The following table details the components of the feature vector. Features are extracted at both the frame level (from the first 8 frames) and the overall video level.
| # | Name | Measurement Level | Count | Total Count |
|---|---|---|---|---|
| 1 | Total bits (All, MV Blocks, Non-MV Blocks) | Frames | 3 | 24 |
| 2 | TransformType percentage | Frames | 16 | 128 |
| 3 | Compound mode (Avg, Wedge, Diffwtd) | Frames | 3 | 24 |
| 4 | IntraBC Percentage (1/0) | Frames | 2 | 16 |
| 5 | Palette modes (8 colours) | Frames | 8 | 64 |
| 6 | UV Palette modes (8 colours) | Frames | 8 | 64 |
| 7 | Skip Mode Percentage (1/0) | Frames | 2 | 16 |
| 8 | Per-Component Distribution (Symbols) | Frames | 20 | 160 |
| 9 | BlockSize distribution | Video | 22 | 22 |
| 10 | Transform Size | Video | 19 | 19 |
| 11 | Transform Type | Video | 16 | 16 |
| 12 | UV Inter Prediction Mode | Video | 15 | 15 |
| 13 | Inter Pred mode Types | Video | 26 | 26 |
| 14 | Motion Pred Types (Translational, OBMC, Wrapped) | Video | 3 | 3 |
| 15 | Compound mode (Avg, Wedge, Diffwtd) | Video | 3 | 3 |
| 16 | IntraBC Percentage (1/0) | Video | 2 | 2 |
| 17 | Palette modes (8 colours) | Video | 8 | 8 |
| 18 | UV Palette modes (8 colours) | Video | 8 | 8 |
| 19 | Reference Frame Type | Video | 9 | 9 |
| 20 | Inter-Pred Filter (Dual-Filter) | Video | 9 | 9 |
| 21 | Skip Mode Percentage (1/0) | Video | 2 | 2 |
| 22 | Per-Component Distribution (Symbols) | Video | 25 | 25 |
| 23 | MV Stats (mean, min, max, stddev, kurtosis, skew) | Video | 6 | 6 |
| 24 | All-Frames VCA {mean, min, max, stddev, 25%, 50%, 75%} | Video | 21 | 21 |
| 25 | I-Frame VCA {mean, min, max, stddev, 25%, 50%, 75%} | Video | 21 | 21 |
| 26 | Non-I Frame VCA {mean, min, max, stddev, 25%, 50%, 75%} | Video | 21 | 21 |
| 27 | Video Metadata (bitrate_kbps, duration, etc.) | Video | 6 | 6 |
| 28 | Clippie Embedding | Video | 16 | 16 |
| Total Length | 754 |
Feature is extracted using inspect tool of libaom-av1.
Sample CLI
inspect $INPUT.ivf --all -x > $INPUT-stats.json
For bitstream feature analysis, AV1 symbols are grouped into functional categories to analyze bit allocation and computational complexity. The following table lists these categories and their corresponding symbol names.
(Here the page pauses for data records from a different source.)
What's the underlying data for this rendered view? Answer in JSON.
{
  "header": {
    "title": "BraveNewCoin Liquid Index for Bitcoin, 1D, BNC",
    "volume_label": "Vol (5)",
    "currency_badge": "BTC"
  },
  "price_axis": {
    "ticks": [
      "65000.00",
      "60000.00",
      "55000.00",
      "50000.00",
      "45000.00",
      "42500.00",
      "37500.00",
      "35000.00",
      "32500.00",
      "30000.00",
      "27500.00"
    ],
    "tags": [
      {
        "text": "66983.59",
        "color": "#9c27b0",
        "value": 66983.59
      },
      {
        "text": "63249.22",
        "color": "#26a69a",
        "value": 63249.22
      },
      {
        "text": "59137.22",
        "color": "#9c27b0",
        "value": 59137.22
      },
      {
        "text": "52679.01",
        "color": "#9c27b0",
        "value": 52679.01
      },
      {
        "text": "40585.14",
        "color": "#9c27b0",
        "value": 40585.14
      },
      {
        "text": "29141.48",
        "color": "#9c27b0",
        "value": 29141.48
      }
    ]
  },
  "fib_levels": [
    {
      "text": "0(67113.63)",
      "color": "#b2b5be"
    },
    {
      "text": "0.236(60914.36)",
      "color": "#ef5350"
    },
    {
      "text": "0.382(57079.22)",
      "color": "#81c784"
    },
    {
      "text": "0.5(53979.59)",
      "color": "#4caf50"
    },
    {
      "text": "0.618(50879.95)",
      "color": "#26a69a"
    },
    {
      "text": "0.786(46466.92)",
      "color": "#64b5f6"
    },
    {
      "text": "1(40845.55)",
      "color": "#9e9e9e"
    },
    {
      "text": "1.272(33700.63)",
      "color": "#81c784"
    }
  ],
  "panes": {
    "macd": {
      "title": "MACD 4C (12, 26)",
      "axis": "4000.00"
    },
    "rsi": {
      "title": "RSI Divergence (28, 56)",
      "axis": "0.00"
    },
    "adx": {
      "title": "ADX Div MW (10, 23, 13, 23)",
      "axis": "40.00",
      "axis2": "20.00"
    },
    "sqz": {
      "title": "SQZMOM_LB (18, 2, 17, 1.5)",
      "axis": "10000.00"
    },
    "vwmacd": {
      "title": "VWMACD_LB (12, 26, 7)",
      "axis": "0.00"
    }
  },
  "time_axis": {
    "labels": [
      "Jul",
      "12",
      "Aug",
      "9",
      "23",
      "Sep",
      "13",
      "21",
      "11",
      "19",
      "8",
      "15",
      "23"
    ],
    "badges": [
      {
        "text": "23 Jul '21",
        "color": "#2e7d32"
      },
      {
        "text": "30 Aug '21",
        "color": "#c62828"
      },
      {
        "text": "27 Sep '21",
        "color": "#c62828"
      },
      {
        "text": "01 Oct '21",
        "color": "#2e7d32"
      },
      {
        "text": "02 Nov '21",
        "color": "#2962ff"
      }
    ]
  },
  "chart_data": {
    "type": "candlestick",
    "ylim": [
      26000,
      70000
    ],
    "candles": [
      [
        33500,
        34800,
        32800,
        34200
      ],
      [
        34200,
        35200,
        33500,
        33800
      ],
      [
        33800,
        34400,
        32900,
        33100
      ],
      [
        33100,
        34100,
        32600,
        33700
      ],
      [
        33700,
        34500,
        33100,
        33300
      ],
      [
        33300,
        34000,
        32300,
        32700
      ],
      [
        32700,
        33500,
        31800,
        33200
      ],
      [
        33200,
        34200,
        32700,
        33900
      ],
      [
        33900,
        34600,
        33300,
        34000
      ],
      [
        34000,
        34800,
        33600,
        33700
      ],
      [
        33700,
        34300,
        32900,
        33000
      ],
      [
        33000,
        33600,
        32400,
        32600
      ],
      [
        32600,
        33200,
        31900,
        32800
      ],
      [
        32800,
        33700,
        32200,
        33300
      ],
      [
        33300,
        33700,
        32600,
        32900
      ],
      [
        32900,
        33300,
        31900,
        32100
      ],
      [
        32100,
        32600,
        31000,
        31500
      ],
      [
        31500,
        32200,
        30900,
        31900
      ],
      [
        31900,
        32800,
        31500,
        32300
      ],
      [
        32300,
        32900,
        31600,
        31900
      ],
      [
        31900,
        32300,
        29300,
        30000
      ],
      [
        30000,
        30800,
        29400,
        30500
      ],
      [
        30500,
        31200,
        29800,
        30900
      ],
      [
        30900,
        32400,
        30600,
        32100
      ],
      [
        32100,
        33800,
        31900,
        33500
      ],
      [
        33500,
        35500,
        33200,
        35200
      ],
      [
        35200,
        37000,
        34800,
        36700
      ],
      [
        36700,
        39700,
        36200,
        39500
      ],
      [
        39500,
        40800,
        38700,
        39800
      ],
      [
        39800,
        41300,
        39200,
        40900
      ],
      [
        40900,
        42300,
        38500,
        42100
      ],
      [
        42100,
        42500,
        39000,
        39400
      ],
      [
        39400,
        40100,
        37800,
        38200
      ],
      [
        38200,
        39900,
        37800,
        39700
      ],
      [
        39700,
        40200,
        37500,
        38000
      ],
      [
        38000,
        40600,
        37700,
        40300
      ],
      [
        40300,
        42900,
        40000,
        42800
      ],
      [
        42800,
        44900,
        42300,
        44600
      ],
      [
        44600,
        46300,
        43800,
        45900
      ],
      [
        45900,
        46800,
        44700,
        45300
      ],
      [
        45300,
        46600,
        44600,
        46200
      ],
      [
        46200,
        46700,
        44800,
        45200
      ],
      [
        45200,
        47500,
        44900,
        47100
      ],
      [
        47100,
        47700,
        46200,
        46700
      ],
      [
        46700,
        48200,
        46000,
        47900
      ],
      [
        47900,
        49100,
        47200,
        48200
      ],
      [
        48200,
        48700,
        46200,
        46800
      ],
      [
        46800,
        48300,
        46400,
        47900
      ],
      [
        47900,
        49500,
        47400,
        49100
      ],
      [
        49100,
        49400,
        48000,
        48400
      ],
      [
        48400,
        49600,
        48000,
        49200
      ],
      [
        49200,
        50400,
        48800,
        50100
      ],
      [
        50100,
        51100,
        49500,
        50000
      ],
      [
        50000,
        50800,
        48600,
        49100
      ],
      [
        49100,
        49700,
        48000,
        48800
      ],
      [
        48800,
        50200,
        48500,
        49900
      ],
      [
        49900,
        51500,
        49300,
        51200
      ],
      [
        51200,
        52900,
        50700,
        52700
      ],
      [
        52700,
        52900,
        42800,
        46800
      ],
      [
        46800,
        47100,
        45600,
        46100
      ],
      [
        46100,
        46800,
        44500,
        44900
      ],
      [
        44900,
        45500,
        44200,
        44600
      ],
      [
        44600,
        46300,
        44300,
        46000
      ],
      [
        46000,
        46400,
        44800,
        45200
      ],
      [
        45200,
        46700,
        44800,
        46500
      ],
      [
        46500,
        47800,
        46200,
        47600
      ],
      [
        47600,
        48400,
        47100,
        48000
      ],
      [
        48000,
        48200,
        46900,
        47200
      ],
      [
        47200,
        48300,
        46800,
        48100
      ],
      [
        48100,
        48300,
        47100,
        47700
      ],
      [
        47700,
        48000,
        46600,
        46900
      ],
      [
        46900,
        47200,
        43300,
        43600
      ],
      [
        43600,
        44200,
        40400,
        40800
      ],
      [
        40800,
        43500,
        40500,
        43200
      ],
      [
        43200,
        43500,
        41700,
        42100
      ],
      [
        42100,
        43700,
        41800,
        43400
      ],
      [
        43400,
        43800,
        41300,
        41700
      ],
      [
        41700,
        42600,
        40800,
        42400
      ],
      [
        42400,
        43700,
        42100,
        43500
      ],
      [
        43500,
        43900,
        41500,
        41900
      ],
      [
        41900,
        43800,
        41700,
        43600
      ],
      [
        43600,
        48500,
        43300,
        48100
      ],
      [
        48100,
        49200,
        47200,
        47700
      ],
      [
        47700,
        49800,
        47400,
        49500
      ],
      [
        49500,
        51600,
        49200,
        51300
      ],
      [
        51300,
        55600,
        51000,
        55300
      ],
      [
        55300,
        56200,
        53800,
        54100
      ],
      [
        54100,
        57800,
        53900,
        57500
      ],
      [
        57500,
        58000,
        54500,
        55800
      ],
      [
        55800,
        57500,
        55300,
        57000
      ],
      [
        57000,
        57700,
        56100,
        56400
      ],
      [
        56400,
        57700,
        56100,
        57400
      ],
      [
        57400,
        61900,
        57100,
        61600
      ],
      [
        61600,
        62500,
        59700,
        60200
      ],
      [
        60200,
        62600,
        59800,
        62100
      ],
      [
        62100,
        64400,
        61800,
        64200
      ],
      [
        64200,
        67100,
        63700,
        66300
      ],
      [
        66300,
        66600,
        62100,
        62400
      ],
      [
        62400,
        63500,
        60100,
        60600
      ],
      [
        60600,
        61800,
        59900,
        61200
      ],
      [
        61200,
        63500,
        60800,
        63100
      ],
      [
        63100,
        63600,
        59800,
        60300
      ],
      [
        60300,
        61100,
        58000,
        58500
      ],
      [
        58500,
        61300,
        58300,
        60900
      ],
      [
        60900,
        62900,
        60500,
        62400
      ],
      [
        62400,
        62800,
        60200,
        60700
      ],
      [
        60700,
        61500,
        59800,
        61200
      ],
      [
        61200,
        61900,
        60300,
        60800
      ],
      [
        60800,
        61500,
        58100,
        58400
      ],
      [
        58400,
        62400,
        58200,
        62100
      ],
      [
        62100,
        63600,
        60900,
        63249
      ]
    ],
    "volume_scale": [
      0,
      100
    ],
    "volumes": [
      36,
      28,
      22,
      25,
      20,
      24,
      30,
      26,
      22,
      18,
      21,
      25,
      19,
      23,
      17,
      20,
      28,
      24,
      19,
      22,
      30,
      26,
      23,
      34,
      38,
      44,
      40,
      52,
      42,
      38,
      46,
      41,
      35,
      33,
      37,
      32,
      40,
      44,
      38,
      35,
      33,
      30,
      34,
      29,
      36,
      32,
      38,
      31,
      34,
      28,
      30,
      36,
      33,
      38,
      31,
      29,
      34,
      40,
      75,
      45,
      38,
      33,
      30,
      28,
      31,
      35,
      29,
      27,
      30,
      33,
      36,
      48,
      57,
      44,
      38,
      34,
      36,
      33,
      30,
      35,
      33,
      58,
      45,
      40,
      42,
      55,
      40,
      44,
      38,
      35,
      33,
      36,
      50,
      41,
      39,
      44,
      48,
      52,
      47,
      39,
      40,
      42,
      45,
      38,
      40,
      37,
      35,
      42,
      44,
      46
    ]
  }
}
| Category | Symbol Names |
|---|---|
| Block Structure and Partitioning | read_partition, read_delta_qindex |
| Prediction Mode Symbols | read_intra_mode, read_intra_mode_uv, read_filter_intra_mode_info, read_angle_delta, read_skip_txfm |
| Transform and Coefficient Processing | read_selected_tx_size, av1_read_tx_type, read_coeffs_txb, read_coeffs_reverse_2d, read_coeffs_reverse |
| Restoration and Filtering | loop_restoration_read_sb_coeffs, read_sgrproj_filter, read_wiener_filter, read_cdef |
| Palette Mode Symbols | read_palette_mode_info, read_palette_colors_y, read_palette_colors_uv, decode_color_map_tokens |
| Chroma from Luma (CfL) Processing | cfl:signs, cfl:alpha_u, cfl:alpha_v |
| Entropy Coding Helpers | av1_read_uniform, read_golomb |
This work introduced LiteVPNet to predict QP parameters for quality-constrained encoding with AV1 in cinema production. The system is an efficient neural network that combines diverse feature sets, including bitstream statistics, VCA, and semantic CLIP embeddings, processed via a self-attention-based model. It achieves state-of-the-art performance, demonstrated by a mean QP MAE of 4.5 and a mean VMAF MAE of 1.0. Furthermore, our results in a sense highlight the non-linearity inherent in R/D optimisation: moderate QP variations (errors of 3.9-5.1) yield considerably smaller VMAF errors (0.8-1.2), indicating precise perceptual control. Future work will include dynamic resolution and support for HDR videos.